Otóż wczoraj, tj. 13.06.2009 koło godz. 22.32, nad Opolem, woj. opolskie, przeleciały dwa obiekty. Oba przemieszczały się nisko nad widnokręgiem (co wyższe drzewa je przysłaniały), w tym samym kierunku, z południowego-wschodu na północ. Ich jasność oceniam na ok. -6mag. Przemieszczały się wolno, porównywalnie z prędkością satelitów jakie można zaobserwować na nocnym niebie. Obserwacji dokonałem z balkonu mieszkania znajomych (1 piętro). Po kilkunastu sek. obiekty zasłoniło skrzydło budynku. Zdążyłem wybiec z mieszkania, okrążyć cały budynek, wspiąć się na budkę transformatorową na wschodniej części podwórka (to trwało ok. 1 minuty) i wciąż było widać jeden z tych obiektów. Odniosłem wrażenie że leci wolniej, po czym zaczął jakby opadać, aż skrył się za linią widnokręgu. Pod koniec lotu jego jasność wyraźnie spadła.

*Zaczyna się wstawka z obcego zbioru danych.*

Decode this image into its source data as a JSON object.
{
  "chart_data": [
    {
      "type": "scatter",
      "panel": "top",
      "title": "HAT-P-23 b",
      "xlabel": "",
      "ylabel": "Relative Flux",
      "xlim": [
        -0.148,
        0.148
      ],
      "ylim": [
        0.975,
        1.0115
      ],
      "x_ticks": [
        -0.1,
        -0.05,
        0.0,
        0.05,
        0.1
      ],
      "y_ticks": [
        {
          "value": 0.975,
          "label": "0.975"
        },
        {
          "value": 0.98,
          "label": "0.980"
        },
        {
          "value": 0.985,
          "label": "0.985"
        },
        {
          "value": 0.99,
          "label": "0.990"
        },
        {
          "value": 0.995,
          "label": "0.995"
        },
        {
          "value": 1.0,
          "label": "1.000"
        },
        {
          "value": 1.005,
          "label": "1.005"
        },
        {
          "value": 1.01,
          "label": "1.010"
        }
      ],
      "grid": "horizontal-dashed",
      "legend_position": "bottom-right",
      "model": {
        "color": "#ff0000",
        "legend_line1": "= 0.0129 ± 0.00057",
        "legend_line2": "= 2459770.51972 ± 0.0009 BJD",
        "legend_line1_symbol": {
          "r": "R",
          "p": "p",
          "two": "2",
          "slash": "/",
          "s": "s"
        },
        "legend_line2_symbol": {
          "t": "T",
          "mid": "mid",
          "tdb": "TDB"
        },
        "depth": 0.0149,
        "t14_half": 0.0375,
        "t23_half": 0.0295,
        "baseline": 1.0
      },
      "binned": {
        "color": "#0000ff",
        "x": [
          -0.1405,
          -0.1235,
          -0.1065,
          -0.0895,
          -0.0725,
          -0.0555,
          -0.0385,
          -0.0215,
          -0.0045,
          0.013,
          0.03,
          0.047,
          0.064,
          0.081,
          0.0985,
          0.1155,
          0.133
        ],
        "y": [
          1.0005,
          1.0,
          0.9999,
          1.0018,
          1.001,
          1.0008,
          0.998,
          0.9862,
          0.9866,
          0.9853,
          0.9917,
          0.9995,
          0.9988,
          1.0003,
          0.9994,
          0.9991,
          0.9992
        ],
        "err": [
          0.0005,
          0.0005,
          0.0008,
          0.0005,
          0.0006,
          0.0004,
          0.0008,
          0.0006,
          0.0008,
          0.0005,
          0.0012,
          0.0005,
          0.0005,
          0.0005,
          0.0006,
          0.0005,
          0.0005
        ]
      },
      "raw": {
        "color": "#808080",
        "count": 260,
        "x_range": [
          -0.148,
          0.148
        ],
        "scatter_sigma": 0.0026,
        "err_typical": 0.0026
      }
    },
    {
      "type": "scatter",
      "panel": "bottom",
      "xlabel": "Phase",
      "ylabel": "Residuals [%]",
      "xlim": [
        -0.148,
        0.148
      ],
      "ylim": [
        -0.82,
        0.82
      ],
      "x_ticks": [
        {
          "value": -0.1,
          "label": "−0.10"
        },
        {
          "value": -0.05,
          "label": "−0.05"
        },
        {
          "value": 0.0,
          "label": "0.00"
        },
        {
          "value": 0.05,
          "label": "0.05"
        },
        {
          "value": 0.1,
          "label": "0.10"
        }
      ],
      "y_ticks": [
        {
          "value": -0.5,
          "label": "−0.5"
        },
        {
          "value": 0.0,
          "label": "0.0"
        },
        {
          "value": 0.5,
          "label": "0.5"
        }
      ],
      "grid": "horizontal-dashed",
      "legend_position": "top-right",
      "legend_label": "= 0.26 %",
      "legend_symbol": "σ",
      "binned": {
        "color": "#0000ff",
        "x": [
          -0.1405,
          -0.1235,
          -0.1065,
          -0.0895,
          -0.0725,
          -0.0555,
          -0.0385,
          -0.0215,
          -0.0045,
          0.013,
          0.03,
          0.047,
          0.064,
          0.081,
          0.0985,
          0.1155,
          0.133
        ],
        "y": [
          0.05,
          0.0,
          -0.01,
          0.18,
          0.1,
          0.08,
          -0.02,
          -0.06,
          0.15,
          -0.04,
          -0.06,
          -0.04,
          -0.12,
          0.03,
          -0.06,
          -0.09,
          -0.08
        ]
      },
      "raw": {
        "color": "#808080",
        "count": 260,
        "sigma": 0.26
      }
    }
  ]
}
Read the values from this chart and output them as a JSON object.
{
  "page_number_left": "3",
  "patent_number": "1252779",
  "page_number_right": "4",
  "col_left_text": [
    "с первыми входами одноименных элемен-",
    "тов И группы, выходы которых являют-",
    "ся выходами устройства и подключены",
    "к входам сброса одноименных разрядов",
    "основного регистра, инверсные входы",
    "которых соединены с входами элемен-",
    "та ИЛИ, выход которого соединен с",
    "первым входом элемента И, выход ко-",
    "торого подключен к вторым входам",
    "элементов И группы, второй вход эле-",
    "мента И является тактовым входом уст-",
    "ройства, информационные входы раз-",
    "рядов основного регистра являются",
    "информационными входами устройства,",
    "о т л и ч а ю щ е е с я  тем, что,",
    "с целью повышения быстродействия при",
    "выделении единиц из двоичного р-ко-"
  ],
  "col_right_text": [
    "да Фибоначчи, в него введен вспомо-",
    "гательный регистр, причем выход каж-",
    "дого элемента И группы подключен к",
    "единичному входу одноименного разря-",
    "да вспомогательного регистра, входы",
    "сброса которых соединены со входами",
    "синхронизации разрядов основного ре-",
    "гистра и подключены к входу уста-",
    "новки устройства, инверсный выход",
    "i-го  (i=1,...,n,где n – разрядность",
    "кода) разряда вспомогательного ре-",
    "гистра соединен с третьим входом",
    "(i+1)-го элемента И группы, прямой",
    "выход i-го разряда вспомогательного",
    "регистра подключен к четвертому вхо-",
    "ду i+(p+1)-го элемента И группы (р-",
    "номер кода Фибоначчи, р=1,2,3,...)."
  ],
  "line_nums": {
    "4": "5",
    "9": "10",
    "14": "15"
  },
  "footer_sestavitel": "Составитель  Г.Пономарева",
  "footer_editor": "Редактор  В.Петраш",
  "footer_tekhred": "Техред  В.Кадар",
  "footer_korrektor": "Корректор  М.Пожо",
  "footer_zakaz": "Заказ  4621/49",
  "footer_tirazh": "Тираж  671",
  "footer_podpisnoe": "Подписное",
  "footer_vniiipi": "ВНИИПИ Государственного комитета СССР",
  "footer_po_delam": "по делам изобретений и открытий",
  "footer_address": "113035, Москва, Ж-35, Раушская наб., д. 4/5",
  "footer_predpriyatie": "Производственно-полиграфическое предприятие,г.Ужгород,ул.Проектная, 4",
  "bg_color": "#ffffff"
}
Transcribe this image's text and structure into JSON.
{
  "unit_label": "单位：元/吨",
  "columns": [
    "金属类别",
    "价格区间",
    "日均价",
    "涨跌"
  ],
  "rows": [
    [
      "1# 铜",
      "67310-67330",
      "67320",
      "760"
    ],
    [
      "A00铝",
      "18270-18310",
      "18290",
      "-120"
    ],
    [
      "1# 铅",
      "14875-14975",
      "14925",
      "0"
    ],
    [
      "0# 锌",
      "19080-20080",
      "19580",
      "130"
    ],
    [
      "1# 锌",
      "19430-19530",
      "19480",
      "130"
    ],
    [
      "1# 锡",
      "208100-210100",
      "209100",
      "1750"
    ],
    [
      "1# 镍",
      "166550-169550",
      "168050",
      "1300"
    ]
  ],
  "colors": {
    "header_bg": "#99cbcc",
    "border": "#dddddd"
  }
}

Wiem jak wygląda w nocy samolot, zwykły satelita, ISS, meteoroid czy sztuczny ogień. Do niczego z tych rzeczy to nie było podobne. Co ciekawe, na imprezie (ja nie piłem, bo robiłem za szofera) było sporo osób, które gdy je zawołałem na balkon były świadkami i ich relacje są zbieżne.
Czy ktoś ma jakiś pomysł co to było? W pierwszej chwili myślałem nad jakimiś pokazami z Festiwalu, ale te światła, (to drugie, które zaobserwowałem już z budki) była daleko za granicami miasta, więc raczej wykluczam tą możliwość.
Czy te zjawiska mogły być złapana przez sieć bolidową?